Dacher Keltner: Well Tommy Guerrero, I wanted to thank you for being on The Science of Happiness. It’s always a treat to see, you know people who have had these completely
original lives and done things in the world, what kind of practice they choose. And I think it’s safe to say that you know the young kids are skating today got
a lot of perspective from your life and people listening to your music got a lot of perspective from your life. And so thanks being on our show. We really appreciate it.
Tommy Guerrero: Yeah of course. Thanks for having me.
Like Tommy Guerrero, we’ve all experienced times in our life
when we ruminate, worry, about the problem and difficulties and stresses that we’re
facing and it’s as if we just can’t get it out of our head. Ethan Kross, who’s
at the University of Michigan, has done a series of studies finding that the perspective
you take upon yourself, how you refer to yourself, the particular way you think
about yourself can help you frame your problems in more peaceful and abstract
What we did in the key experiments involved inducing stress
in various ways. We told participants that they’d have to give a speech on why
they’re ideally qualified to land their dream job and didn’t give them any
really any time to practice. We had half
of the participants reflect on the anxious thoughts streaming through their
head in the first person, using first person singular pronouns — I me, my, what
am I thinking what are my feelings like. And the other condition We told people
to use their name and other non first-person pronouns to reflect on what was
going through their head – what we call distance
self- talk. And then we looked at what effect that those different sets of instructions
had on participants’ performance and how they felt.

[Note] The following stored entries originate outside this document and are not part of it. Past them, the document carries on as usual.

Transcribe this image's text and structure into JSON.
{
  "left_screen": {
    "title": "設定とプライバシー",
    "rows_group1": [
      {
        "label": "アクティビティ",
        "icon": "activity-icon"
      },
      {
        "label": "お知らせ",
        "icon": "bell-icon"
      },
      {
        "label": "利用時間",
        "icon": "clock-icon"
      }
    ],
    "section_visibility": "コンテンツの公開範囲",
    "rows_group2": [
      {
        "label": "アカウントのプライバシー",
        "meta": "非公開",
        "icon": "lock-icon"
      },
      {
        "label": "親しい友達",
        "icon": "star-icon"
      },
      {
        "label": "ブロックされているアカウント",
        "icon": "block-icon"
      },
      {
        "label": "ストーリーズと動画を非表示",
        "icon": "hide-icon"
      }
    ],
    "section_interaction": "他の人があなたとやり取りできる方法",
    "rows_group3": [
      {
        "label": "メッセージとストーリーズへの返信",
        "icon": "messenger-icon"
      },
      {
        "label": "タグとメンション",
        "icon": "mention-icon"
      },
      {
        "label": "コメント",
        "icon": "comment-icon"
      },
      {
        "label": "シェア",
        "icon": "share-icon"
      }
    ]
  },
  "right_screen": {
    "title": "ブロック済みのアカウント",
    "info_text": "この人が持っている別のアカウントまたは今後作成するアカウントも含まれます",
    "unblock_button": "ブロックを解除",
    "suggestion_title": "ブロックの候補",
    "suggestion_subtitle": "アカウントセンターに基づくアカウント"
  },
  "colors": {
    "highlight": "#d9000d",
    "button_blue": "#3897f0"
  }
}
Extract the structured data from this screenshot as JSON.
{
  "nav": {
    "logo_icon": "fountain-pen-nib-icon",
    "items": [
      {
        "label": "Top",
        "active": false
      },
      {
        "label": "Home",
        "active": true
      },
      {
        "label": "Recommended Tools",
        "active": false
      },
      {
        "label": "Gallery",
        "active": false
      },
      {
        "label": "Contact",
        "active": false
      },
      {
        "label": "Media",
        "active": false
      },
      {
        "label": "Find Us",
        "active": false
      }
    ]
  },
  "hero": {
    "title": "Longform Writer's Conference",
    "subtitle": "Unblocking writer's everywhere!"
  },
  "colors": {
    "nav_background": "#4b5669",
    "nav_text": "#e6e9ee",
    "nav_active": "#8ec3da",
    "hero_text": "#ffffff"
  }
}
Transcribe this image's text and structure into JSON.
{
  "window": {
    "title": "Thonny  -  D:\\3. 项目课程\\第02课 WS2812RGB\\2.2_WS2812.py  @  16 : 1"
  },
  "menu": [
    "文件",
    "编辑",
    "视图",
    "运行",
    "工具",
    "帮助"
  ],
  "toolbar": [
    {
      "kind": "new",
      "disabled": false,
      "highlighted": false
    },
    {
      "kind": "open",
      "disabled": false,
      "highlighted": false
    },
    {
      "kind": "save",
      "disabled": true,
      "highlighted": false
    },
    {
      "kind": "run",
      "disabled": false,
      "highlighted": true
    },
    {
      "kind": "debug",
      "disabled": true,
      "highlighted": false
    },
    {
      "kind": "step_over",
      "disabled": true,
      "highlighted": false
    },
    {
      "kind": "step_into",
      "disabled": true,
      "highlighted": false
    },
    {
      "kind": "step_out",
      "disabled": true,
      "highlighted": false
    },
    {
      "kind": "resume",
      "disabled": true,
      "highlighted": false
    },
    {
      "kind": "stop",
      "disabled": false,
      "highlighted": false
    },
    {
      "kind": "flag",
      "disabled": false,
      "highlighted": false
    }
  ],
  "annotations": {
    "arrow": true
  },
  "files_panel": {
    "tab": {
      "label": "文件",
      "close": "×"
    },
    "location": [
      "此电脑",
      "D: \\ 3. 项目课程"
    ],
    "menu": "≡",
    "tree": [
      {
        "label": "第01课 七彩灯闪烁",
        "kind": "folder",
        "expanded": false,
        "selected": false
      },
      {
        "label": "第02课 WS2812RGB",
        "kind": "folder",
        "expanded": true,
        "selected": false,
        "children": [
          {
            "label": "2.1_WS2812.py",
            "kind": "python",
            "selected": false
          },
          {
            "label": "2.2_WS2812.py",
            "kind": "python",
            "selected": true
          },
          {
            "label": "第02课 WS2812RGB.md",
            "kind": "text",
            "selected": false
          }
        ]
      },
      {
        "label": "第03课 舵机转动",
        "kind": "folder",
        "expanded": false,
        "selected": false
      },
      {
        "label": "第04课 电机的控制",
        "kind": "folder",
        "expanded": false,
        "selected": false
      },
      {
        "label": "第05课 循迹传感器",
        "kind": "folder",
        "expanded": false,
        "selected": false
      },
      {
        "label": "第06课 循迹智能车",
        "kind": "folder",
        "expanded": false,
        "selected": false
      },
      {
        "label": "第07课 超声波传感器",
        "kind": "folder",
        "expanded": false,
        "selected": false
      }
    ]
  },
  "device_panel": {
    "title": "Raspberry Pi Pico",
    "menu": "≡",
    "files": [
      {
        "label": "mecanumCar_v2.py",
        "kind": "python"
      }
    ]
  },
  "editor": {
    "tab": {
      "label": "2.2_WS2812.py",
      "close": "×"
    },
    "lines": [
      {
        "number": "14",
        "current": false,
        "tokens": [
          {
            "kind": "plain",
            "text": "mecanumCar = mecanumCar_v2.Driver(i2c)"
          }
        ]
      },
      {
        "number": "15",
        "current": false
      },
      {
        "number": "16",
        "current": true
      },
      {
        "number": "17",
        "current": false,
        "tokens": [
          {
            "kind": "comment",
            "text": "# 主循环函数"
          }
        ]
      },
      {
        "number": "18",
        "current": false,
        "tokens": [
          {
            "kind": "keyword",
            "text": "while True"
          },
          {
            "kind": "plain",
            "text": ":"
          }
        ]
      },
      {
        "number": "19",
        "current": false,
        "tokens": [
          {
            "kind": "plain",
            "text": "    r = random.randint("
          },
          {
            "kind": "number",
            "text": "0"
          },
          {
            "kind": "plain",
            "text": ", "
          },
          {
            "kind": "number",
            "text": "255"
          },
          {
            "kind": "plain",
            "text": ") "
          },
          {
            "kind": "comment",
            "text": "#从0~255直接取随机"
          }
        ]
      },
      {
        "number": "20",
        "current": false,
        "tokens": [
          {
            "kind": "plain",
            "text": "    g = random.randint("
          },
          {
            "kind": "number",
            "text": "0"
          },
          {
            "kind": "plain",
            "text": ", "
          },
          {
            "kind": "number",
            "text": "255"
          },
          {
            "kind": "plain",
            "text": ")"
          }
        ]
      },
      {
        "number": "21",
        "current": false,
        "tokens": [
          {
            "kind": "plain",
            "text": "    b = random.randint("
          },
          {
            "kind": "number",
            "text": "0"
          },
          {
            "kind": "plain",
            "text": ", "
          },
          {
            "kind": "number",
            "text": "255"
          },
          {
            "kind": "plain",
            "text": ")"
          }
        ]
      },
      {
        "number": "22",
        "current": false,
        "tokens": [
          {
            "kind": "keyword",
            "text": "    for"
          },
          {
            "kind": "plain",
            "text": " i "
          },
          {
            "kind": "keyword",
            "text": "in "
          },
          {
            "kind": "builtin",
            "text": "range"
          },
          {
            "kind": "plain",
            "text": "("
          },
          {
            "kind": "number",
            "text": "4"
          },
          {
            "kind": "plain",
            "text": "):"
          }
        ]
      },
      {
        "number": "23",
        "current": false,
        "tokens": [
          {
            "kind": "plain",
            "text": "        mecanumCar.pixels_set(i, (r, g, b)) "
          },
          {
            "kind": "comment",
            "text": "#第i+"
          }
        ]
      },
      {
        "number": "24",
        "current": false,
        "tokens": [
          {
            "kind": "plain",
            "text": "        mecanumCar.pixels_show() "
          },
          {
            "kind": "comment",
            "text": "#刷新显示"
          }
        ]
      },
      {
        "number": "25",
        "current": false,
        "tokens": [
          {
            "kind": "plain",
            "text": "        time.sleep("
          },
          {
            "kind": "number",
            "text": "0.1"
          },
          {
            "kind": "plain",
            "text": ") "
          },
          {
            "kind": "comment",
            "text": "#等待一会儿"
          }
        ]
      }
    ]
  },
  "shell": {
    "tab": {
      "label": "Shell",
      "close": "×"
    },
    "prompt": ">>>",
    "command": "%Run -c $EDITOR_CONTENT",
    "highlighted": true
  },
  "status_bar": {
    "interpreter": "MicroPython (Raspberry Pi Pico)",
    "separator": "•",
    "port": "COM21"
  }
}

And across studies we found that using distance self-talk led people to experience less anxiety and also perform better under these stressful contexts and also in terms of physiological responses. Lower cardiovascular activity and things of that sort.
What we’re learning is that psychological distance is one element that can be useful in allowing people to focus on those negative experiences more effectively without getting really stuck and caught up in those ruminative thoughts spirals.
When kids start learning how to control themselves they actually talk to themselves out loud like a parent might do coaching and critiquing themselves along.
But over time those conversations go silent they go internal. This very primitive way that we enter the world regulating ourselves can emerge later on in life and serve an adaptive function later on as well.
One of the benefits of reducing the intensity of the emotion surrounding some of these negative experiences and gaining a broader perspective is that it can help you not feel overwhelmed by the intense negative emotions that often accompany very important situations in our lives. And turning down the thermostat a tiny bit not turning it off. Not feeling nothing but reducing the anxiety reducing the sadness a little bit I think can be remarkably useful for helping people feel better and perform better.